Toujours selon les chercheurs :
La connexion entre l’hippocampe et le mésencéphale est l’un des points forts de nos résultats. Ici, une communication moins efficace a été trouvée entre l’hippocampe et le mésencéphale dans le groupe anxieux.
A partir de l’étude : Les connexions qui sont significativement plus élevées dans le groupe de sujets sont indiquées en jaune, les connexions qui sont significativement plus faibles sont indiquées en bleu. Abréviations : AMG, amygdale ; FL, lobe frontal ; HC, hippocampe ; MES, mésencéphale et THL, thalamus. (Y. Xu et col./ PLOS One)
L’hippocampe joue un rôle essentiel dans la mémoire et les capacités d’apprentissage, et il est également au cœur des troubles anxieux chez les humains.

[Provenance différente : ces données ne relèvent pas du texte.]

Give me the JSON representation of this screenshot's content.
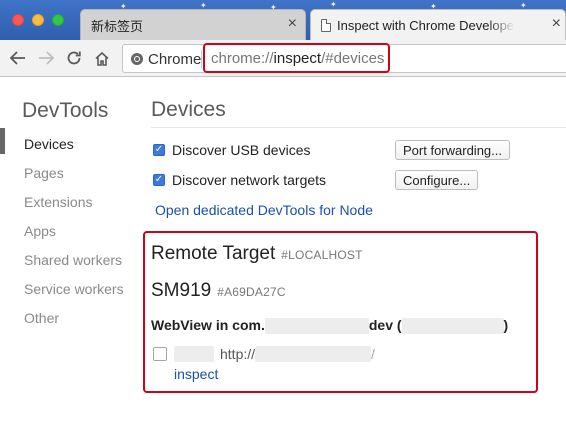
{
  "browser": {
    "tabs": [
      {
        "title": "新标签页",
        "active": false
      },
      {
        "title": "Inspect with Chrome Developer Tools",
        "active": true
      }
    ],
    "tab_close_glyph": "×",
    "omnibox": {
      "chip_label": "Chrome",
      "url_scheme": "chrome://",
      "url_host": "inspect",
      "url_rest": "/#devices"
    }
  },
  "sidebar": {
    "title": "DevTools",
    "items": [
      {
        "label": "Devices",
        "selected": true
      },
      {
        "label": "Pages"
      },
      {
        "label": "Extensions"
      },
      {
        "label": "Apps"
      },
      {
        "label": "Shared workers"
      },
      {
        "label": "Service workers"
      },
      {
        "label": "Other"
      }
    ]
  },
  "main": {
    "title": "Devices",
    "options": {
      "usb": {
        "label": "Discover USB devices",
        "checked": true,
        "button": "Port forwarding..."
      },
      "network": {
        "label": "Discover network targets",
        "checked": true,
        "button": "Configure..."
      }
    },
    "node_link": "Open dedicated DevTools for Node",
    "remote": {
      "title": "Remote Target",
      "host": "#LOCALHOST",
      "device_name": "SM919",
      "device_serial": "#A69DA27C",
      "webview_prefix": "WebView in com.",
      "webview_suffix": "dev (",
      "webview_close": ")",
      "page_url_prefix": "http://",
      "page_url_suffix": "/",
      "inspect_link": "inspect"
    }
  },
  "colors": {
    "tabstrip": "#3f74c8",
    "highlight": "#d0021b",
    "link": "#1a4fb4",
    "checkbox": "#3b7be0"
  }
}
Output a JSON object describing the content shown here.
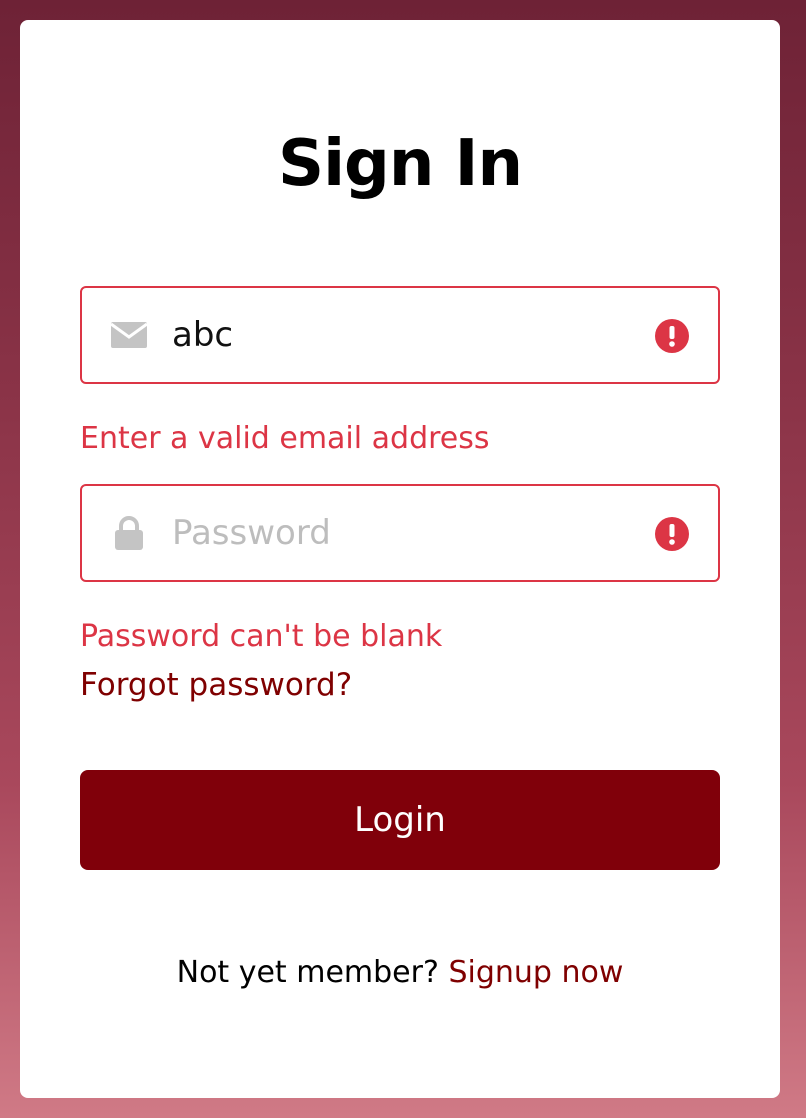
{
  "title": "Sign In",
  "email": {
    "value": "abc",
    "error": "Enter a valid email address",
    "icon": "envelope-icon"
  },
  "password": {
    "placeholder": "Password",
    "error": "Password can't be blank",
    "icon": "lock-icon"
  },
  "forgot_link": "Forgot password?",
  "login_label": "Login",
  "footer": {
    "prompt": "Not yet member?",
    "signup_link": "Signup now"
  },
  "colors": {
    "accent": "#80000a",
    "error": "#dc3545",
    "placeholder": "#bdbdbd"
  }
}
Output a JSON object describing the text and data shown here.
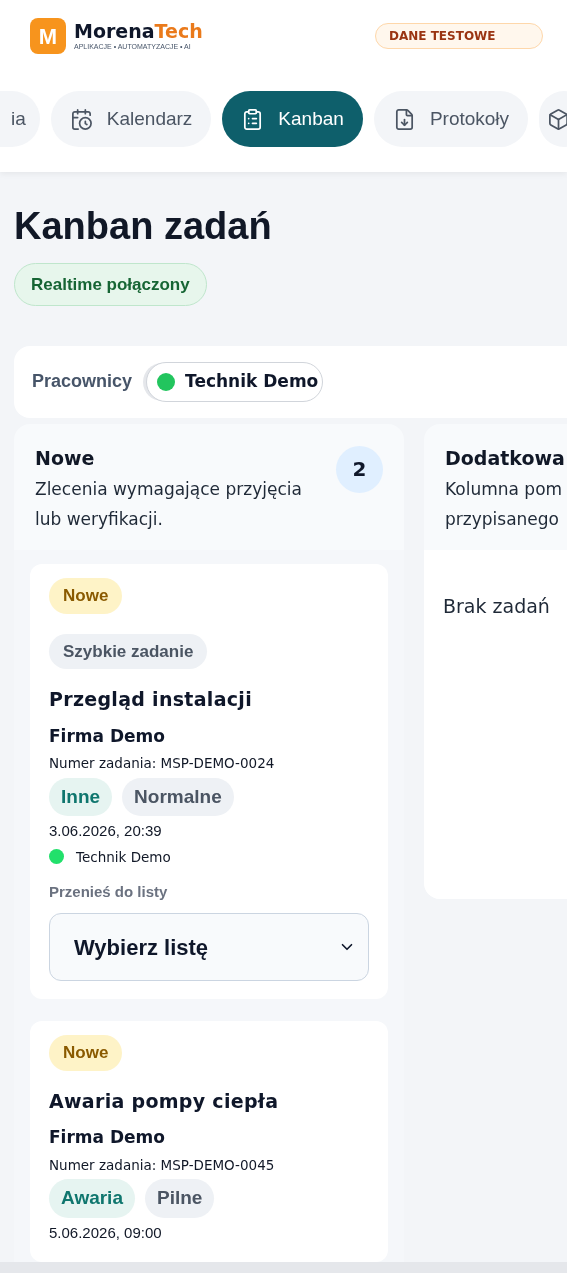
{
  "brand": {
    "logo_letter": "M",
    "name_main": "Morena",
    "name_accent": "Tech",
    "tagline": "APLIKACJE • AUTOMATYZACJE • AI"
  },
  "environment_badge": "DANE TESTOWE",
  "tabs": [
    {
      "label": "ia",
      "selected": false
    },
    {
      "label": "Kalendarz",
      "selected": false
    },
    {
      "label": "Kanban",
      "selected": true
    },
    {
      "label": "Protokoły",
      "selected": false
    },
    {
      "selected": false
    }
  ],
  "page_title": "Kanban zadań",
  "realtime_status": {
    "label": "Realtime połączony",
    "connected": true
  },
  "workers": {
    "label": "Pracownicy",
    "items": [
      {
        "name": "Technik Demo",
        "color": "#22c55e"
      }
    ]
  },
  "columns": [
    {
      "title": "Nowe",
      "count": "2",
      "description_lines": [
        "Zlecenia wymagające przyjęcia",
        "lub weryfikacji."
      ],
      "tasks": [
        {
          "status": "Nowe",
          "tag": "Szybkie zadanie",
          "title": "Przegląd instalacji",
          "client": "Firma Demo",
          "number": "Numer zadania: MSP-DEMO-0024",
          "category": "Inne",
          "priority": "Normalne",
          "date": "3.06.2026, 20:39",
          "assignee": {
            "name": "Technik Demo",
            "color": "#22e06b"
          },
          "move_label": "Przenieś do listy",
          "move_select": {
            "value": "Wybierz listę"
          }
        },
        {
          "status": "Nowe",
          "title": "Awaria pompy ciepła",
          "client": "Firma Demo",
          "number": "Numer zadania: MSP-DEMO-0045",
          "category": "Awaria",
          "priority": "Pilne",
          "date": "5.06.2026, 09:00"
        }
      ]
    },
    {
      "title": "Dodatkowa",
      "description_lines": [
        "Kolumna pom",
        "przypisanego"
      ],
      "empty_text": "Brak zadań"
    }
  ]
}
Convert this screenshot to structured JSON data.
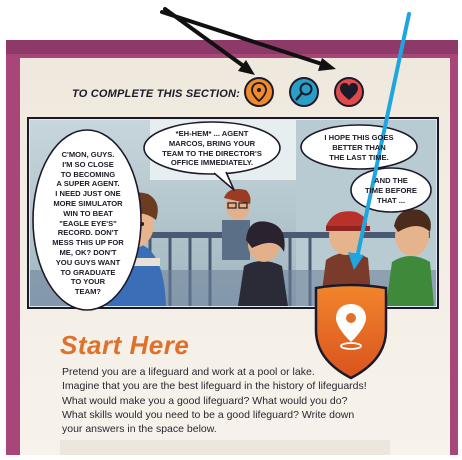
{
  "section_label": "TO COMPLETE THIS SECTION:",
  "icons": [
    "location-pin-icon",
    "magnifier-icon",
    "heart-icon"
  ],
  "comic": {
    "bubble1": [
      "C'MON, GUYS.",
      "I'M SO CLOSE",
      "TO BECOMING",
      "A SUPER AGENT.",
      "I NEED JUST ONE",
      "MORE SIMULATOR",
      "WIN TO BEAT",
      "\"EAGLE EYE'S\"",
      "RECORD. DON'T",
      "MESS THIS UP FOR",
      "ME, OK? DON'T",
      "YOU GUYS WANT",
      "TO GRADUATE",
      "TO YOUR",
      "TEAM?"
    ],
    "bubble2": [
      "*EH-HEM* ... AGENT",
      "MARCOS, BRING YOUR",
      "TEAM TO THE DIRECTOR'S",
      "OFFICE IMMEDIATELY."
    ],
    "bubble3": [
      "I HOPE THIS GOES",
      "BETTER THAN",
      "THE LAST TIME."
    ],
    "bubble4": [
      "AND THE",
      "TIME BEFORE",
      "THAT ..."
    ]
  },
  "heading": "Start Here",
  "body_lines": [
    "Pretend you are a lifeguard and work at a pool or lake.",
    "Imagine that you are the best lifeguard in the history of lifeguards!",
    "What would make you a good lifeguard? What would you do?",
    "What skills would you need to be a good lifeguard? Write down",
    "your answers in the space below."
  ],
  "colors": {
    "border": "#a8467a",
    "page": "#f6f1ea",
    "accent": "#e0702a",
    "pin_badge": "#f08a2c",
    "search_badge": "#2a9fc6",
    "heart_badge": "#e04a4a",
    "blue_arrow": "#1ea6e0",
    "black_arrow": "#111111"
  }
}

Les dysfonctionnements de ces régions peuvent conduire à des symptômes d’anxiété tels que plus de peur, moins d’excitabilité, moins de capacité d’entraînement, ce qui est en accord avec de précédentes recherches chez l’humain.
L’approche multiple a permis aux chercheurs de recueillir des informations auprès des propriétaires des animaux anxieux et, en recoupant les données avec les scanners cérébraux, les scientifiques ont découvert que les chiens qui manifestaient de la peur et de l’anxiété à l’égard des étrangers, et qui montraient par ailleurs de l’excitabilité, étaient plus susceptibles d’avoir des cerveaux présentant des anomalies dans la métrique du réseau de l’amygdale.
L’étude comporte des limites : la petite taille de l’échantillon, les chiens sains étudiés en laboratoire, l’environnement dans lequel ils sont nés et ont été élevés, et les animaux anxieux qui ont été hébergés dans des refuges et dont on ne connaît pas les traitements antérieurs qui auraient pu influer sur leur état. Toutefois, les différences marquées entre les réseaux neuronaux des deux groupes sont un signe prometteur pour la poursuite des recherches sur des thérapies ciblées.
Les traitements actuels sont essentiellement comportementaux et thérapeutiques et comprennent des ISRS ou des antidépresseurs comme la fluoxétine et la clomipramine, des benzodiazépines pour gérer les symptômes à court terme et même de l’huile de CBD. En outre, il existe un marché énorme pour les gadgets calmants destinés à atténuer les comportements problématiques.
Les chercheurs estiment que plus nous en savons sur les voies neuronales présentes chez les animaux anxieux, mieux nous pourrons traiter et gérer leurs troubles.
Pour les chercheurs :
Nos résultats pourraient permettre de mieux comprendre l’organisation topologique du connectome cérébral fonctionnel dans les troubles anxieux, ce qui permettrait de mieux comprendre les mécanismes physiopathologiques et l’évolution de l’anxiété chez l’animal et chez l’humain, et d’aider au développement de thérapies plus personnalisées et plus efficaces.
L’étude publiée dans PLOS One : Network analysis reveals abnormal functional brain circuitry in anxious dogs.